Hypertension is an important risk factor for cardiovascular morbidity and mortality, especially in the elderly. The sample used in our study came from a relatively large study population, which is representative of the general Chinese population. The findings could bear significant policy implications for hypertension and associated multimorbidity control, both regionally and internationally. Additionally, this is the first attempt to estimate the MID value for this population, and provides a plausible range of the smallest change in index score that may be considered meaningful to the patient. Our findings may serve as a useful supplement to inform hypertension control and management domestically and globally.
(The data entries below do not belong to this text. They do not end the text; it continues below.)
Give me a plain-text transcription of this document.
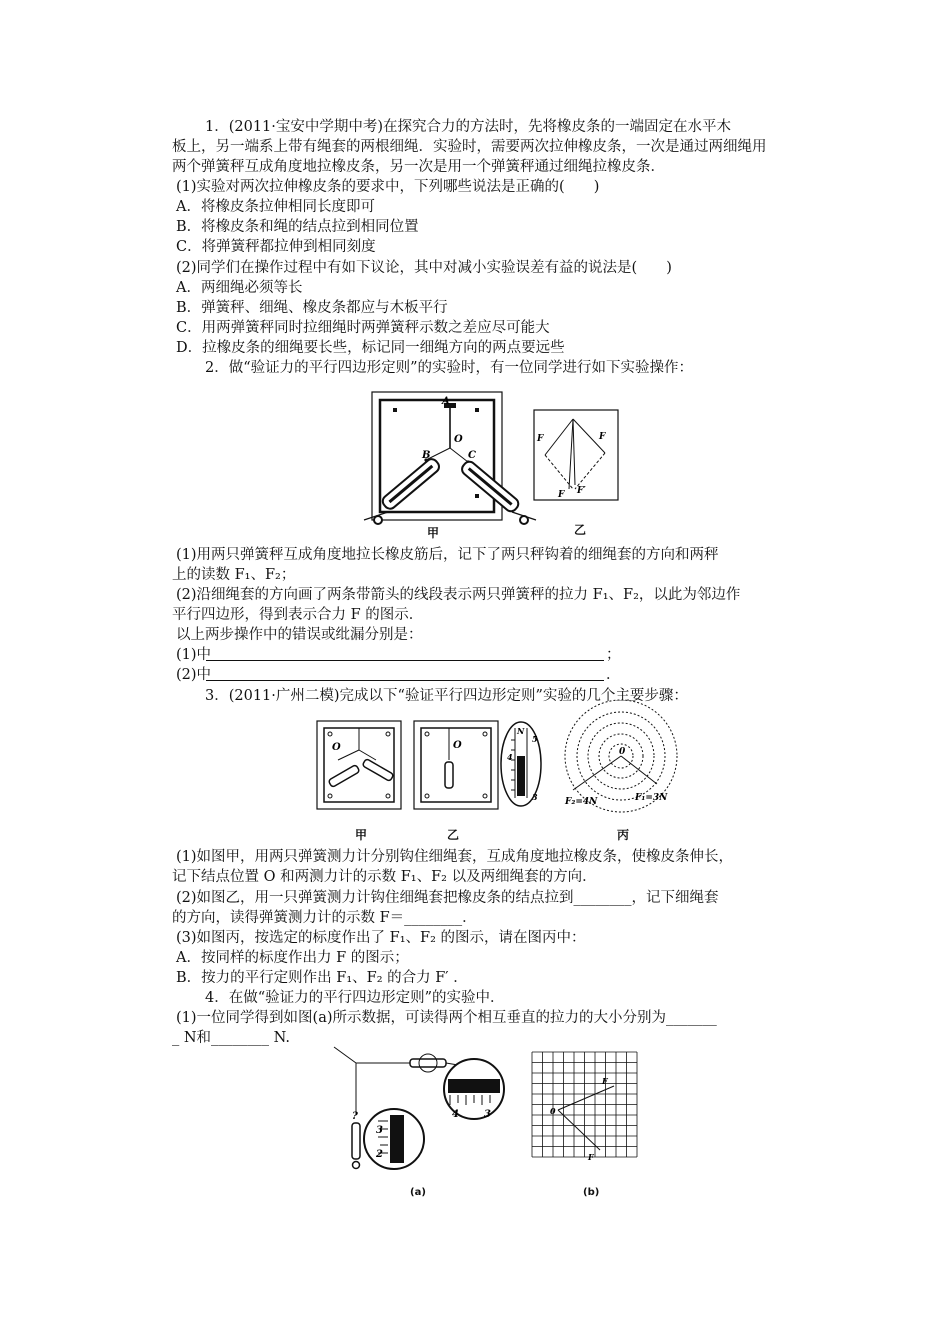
1．(2011·宝安中学期中考)在探究合力的方法时，先将橡皮条的一端固定在水平木
板上，另一端系上带有绳套的两根细绳．实验时，需要两次拉伸橡皮条，一次是通过两细绳用
两个弹簧秤互成角度地拉橡皮条，另一次是用一个弹簧秤通过细绳拉橡皮条．
(1)实验对两次拉伸橡皮条的要求中，下列哪些说法是正确的(　　)
A．将橡皮条拉伸相同长度即可
B．将橡皮条和绳的结点拉到相同位置
C．将弹簧秤都拉伸到相同刻度
(2)同学们在操作过程中有如下议论，其中对减小实验误差有益的说法是(　　)
A．两细绳必须等长
B．弹簧秤、细绳、橡皮条都应与木板平行
C．用两弹簧秤同时拉细绳时两弹簧秤示数之差应尽可能大
D．拉橡皮条的细绳要长些，标记同一细绳方向的两点要远些
2．做“验证力的平行四边形定则”的实验时，有一位同学进行如下实验操作：
A
O
B	C
甲
F	F
F F′
乙
(1)用两只弹簧秤互成角度地拉长橡皮筋后，记下了两只秤钩着的细绳套的方向和两秤
上的读数 F₁、F₂；
(2)沿细绳套的方向画了两条带箭头的线段表示两只弹簧秤的拉力 F₁、F₂，以此为邻边作
平行四边形，得到表示合力 F 的图示．
以上两步操作中的错误或纰漏分别是：
(1)中	；
(2)中	．
3．(2011·广州二模)完成以下“验证平行四边形定则”实验的几个主要步骤：
O
甲
O
N
5
4
3
乙
0
F₁=3N
F₂=4N
丙
(1)如图甲，用两只弹簧测力计分别钩住细绳套，互成角度地拉橡皮条，使橡皮条伸长，
记下结点位置 O 和两测力计的示数 F₁、F₂ 以及两细绳套的方向．
(2)如图乙，用一只弹簧测力计钩住细绳套把橡皮条的结点拉到________，记下细绳套
的方向，读得弹簧测力计的示数 F＝________．
(3)如图丙，按选定的标度作出了 F₁、F₂ 的图示，请在图丙中：
A．按同样的标度作出力 F 的图示；
B．按力的平行定则作出 F₁、F₂ 的合力 F′ ．
4．在做“验证力的平行四边形定则”的实验中．
(1)一位同学得到如图(a)所示数据，可读得两个相互垂直的拉力的大小分别为_______
_ N和________ N.
?	4	3
3
2
(a)
0
F
F
(b)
Some limitations should be addressed. First, information on chronic conditions in our survey was based on a self-report questionnaire and therefore no clinical information was collected, which may have affected the estimation of the relationship between SES and HRQoL among patients with hypertension. Second, all the respondents in the study were recruited from specialist outpatient clinics in HK and may introduce some concerns on the ability to generalise our findings to the overall population. Third, because of the limited number of patients who reported an EQ-5D index score ≤ 0.5 in our sample, the relationship between index score and MID estimate might vary when including patients with hypertension and other middle to severe health problems. Finally, anchor-based and other methods should be used in the future to make the MID estimate convincing.

Conclusion

The effects of age, educational level, working and living status and multimorbidity status on HRQoL were statistically significant among elderly patients with hypertension in HK, whereas the effects varied between different age groups. The MID estimates provide a valuable perspective to help clinicians evaluate the effectiveness of interventions for improving the health of elderly patients with hypertension in HK. Despite these challenges, future studies should be conducted to capture the variance of HRQoL for patients with hypertension co-morbidity with other chronic conditions.